Atelosteogenesis Type III (AOIII)

The most conspicuous finding of AOIII is joint dislocations. A specific diagnosis of AOIII is seldom possible by prenatal ultrasound examination alone.

Infants with AOIII can survive the neonatal period but may require intensive and invasive support to do so. The infant reported by Schultz et al [1999] had significant problems with respiratory insufficiency as a result of laryngotracheomalacia and thoracic hypoplasia. Her mother, who was intellectually normal, had similar but milder respiratory problems in the neonatal period. The manifestations of AOIII overlap with those of Larsen syndrome: large joint dislocations, club feet, short stature, and spinal anomalies. The observation of a distally tapering humerus on x-ray is indicative of AOIII, and of a stronger likelihood of significant laryngotracheobronchomalacia, the major differentiating feature between these two diagnoses.

Infants with AOIII have been born to parents with milder phenotypes (similar to Larsen syndrome). In these instances, the parents probably have a mild phenotype associated with somatic mosaicism, whereas their offspring with a non-mosaic germline pathogenic variant have a severe phenotype.

Neurodevelopment is mildy affected in some long-term survivors with AOIII [Schultz et al 1999], although the authors assumed this to be a secondary consequence of orthopedic and respiratory complications of the primary disorder.
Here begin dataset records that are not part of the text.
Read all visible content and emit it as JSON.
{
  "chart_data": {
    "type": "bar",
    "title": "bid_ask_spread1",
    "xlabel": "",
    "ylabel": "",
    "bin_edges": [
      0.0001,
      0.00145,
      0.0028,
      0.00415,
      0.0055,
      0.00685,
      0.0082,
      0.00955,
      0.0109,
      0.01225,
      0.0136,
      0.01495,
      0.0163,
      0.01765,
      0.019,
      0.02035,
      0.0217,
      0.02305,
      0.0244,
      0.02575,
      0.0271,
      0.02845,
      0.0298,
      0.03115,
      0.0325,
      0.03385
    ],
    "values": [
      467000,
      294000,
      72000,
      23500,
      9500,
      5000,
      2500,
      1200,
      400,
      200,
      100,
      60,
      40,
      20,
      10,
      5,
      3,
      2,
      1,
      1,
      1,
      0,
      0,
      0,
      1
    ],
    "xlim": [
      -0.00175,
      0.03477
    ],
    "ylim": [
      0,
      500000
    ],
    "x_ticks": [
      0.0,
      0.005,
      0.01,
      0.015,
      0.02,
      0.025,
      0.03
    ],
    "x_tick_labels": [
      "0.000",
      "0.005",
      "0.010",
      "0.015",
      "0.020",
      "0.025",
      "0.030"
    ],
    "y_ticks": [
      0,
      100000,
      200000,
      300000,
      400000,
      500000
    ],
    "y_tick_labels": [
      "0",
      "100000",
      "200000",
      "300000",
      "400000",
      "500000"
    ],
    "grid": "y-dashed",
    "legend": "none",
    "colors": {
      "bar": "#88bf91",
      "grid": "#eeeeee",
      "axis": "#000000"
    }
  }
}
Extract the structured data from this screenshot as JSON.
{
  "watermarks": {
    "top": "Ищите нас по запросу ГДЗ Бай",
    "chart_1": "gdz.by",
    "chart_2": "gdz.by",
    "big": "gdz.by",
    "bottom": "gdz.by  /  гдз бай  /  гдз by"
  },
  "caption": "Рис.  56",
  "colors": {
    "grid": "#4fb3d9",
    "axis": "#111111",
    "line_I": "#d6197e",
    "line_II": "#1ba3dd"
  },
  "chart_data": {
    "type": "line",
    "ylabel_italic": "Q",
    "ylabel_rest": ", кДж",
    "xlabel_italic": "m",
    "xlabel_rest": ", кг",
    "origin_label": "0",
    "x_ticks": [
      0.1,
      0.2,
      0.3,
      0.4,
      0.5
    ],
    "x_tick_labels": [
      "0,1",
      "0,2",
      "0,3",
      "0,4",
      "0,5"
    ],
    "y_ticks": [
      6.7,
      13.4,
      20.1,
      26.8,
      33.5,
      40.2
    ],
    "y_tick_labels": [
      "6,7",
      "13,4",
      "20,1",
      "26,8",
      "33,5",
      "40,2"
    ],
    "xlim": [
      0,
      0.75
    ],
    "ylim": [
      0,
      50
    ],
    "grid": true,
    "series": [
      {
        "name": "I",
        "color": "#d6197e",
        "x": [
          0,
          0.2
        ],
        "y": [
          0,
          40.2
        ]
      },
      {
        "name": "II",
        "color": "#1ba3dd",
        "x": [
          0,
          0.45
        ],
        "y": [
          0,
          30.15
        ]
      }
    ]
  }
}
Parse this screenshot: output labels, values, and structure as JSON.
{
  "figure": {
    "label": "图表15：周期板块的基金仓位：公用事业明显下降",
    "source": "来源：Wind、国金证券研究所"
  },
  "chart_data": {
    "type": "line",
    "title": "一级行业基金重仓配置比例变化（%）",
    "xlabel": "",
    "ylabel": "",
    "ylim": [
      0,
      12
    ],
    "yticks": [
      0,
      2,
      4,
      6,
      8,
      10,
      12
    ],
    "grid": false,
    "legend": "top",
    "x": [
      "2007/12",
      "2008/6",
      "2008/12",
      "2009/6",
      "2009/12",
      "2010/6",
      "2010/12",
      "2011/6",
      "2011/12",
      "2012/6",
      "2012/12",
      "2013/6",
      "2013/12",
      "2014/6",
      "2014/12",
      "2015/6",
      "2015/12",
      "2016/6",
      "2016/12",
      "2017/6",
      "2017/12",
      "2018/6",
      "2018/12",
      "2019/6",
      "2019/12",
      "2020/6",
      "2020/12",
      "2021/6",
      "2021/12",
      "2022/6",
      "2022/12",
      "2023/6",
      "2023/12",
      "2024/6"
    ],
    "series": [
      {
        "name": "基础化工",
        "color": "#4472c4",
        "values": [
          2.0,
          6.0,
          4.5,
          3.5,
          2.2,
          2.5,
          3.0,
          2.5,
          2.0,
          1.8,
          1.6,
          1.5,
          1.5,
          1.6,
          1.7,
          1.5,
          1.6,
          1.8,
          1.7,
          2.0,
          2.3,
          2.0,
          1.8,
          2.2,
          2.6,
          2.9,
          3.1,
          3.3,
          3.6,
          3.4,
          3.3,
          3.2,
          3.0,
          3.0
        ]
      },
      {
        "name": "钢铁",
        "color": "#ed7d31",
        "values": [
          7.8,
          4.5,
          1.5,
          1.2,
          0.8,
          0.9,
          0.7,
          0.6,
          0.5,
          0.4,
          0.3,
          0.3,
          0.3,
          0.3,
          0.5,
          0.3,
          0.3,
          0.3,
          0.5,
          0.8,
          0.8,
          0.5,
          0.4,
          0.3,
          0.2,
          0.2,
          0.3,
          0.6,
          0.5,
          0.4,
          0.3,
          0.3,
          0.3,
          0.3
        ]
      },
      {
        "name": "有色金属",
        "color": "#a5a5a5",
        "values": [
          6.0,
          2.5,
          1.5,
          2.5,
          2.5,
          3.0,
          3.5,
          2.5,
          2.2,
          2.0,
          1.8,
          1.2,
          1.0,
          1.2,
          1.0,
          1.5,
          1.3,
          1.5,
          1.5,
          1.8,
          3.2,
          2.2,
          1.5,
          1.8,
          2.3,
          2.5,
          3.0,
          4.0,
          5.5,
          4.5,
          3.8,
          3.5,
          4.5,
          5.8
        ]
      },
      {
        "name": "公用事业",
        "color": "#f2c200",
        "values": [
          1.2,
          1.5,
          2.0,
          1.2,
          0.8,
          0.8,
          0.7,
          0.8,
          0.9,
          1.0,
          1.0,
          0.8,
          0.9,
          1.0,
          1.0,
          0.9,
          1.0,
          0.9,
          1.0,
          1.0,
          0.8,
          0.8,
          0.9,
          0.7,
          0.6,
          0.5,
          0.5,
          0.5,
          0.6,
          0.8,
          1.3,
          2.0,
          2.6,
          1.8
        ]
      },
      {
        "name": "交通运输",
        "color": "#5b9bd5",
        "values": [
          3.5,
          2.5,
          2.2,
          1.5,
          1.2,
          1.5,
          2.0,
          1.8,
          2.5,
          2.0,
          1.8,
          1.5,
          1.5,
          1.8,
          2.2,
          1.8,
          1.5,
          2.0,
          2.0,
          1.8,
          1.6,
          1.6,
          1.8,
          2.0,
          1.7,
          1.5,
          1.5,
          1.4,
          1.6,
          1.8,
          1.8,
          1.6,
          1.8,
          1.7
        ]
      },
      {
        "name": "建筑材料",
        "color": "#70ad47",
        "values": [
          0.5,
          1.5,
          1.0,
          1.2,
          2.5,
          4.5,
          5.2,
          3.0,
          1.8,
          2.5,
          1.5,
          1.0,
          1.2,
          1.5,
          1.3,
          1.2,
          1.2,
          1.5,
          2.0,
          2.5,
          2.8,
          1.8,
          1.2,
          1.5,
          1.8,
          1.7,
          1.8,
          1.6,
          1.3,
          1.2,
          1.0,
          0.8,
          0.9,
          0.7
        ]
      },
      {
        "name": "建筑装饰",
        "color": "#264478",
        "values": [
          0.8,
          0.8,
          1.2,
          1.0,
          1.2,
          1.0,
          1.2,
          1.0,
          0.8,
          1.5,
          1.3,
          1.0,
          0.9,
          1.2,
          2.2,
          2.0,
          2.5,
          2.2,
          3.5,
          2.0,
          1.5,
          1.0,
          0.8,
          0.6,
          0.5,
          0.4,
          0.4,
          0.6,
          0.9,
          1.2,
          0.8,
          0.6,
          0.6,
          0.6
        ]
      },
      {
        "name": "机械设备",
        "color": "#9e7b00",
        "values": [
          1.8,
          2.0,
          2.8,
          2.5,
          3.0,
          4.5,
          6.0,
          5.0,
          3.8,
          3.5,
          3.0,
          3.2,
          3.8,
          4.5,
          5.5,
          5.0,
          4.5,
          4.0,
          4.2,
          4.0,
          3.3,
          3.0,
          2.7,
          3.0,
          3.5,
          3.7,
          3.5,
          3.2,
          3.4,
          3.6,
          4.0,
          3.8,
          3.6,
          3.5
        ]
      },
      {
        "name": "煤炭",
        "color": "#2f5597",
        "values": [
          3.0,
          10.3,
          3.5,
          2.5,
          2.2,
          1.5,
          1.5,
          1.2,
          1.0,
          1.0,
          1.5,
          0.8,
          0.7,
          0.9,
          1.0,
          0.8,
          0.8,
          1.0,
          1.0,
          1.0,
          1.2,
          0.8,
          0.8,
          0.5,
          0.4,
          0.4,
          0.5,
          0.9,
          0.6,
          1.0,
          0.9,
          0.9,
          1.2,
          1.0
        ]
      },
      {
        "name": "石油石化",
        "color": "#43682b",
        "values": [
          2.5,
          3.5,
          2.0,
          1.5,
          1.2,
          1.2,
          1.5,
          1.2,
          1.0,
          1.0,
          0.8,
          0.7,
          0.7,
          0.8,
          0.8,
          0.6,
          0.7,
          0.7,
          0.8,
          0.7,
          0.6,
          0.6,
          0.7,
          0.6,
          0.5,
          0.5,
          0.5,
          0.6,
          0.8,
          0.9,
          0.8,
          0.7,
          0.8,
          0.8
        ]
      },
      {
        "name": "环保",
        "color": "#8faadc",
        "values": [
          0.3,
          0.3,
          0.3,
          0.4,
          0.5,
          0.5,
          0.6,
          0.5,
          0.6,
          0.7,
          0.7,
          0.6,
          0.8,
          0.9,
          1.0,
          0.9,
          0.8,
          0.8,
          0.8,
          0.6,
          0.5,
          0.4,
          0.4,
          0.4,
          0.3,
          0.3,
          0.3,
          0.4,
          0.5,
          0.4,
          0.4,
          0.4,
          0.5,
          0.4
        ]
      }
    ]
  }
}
Piepkorn Osteochondrodysplasia (POCD)

POCD is a form of perinatal-lethal micromelic dwarfism described in fewer than five individuals in the literature. The condition is characterized by flipper-like limbs, a characteristic form of polysyndactyly with complete syndactyly of all fingers and toes. The thumbs and halluces are either hypoplastic or absent. The intermediate and distal phalanges of all fingers are duplicated, resulting in distal octodactyly. Craniofacial features include macrobrachycephaly, prominant forehead, hypertelorism, and exophthalmos. Occasional features include cleft palate, omphalocele, cardiac anomalies, and genitourinary defects including sex reversal. The radiographic features of POCD at mid-gestation are characteristic: absent ossification of all long bones, vertebrae, pelvis, metacarpals, and metatarsals. Some ossification of the pubic bones, pedicles, ribs, scapulae, skull, and clavicles can be observed.

Mosaicism

Clinical evidence suggests that somatic mosaicism can complicate the presentation of these conditions [Petrella et al 1993, Bicknell et al 2007, Bernkopf et al 2017]. Most notably, somatic mosaicism for an FLNB pathogenic variant can be associated with Larsen syndrome, whereas the same pathogenic variant in the germline state can be associated with AOIII.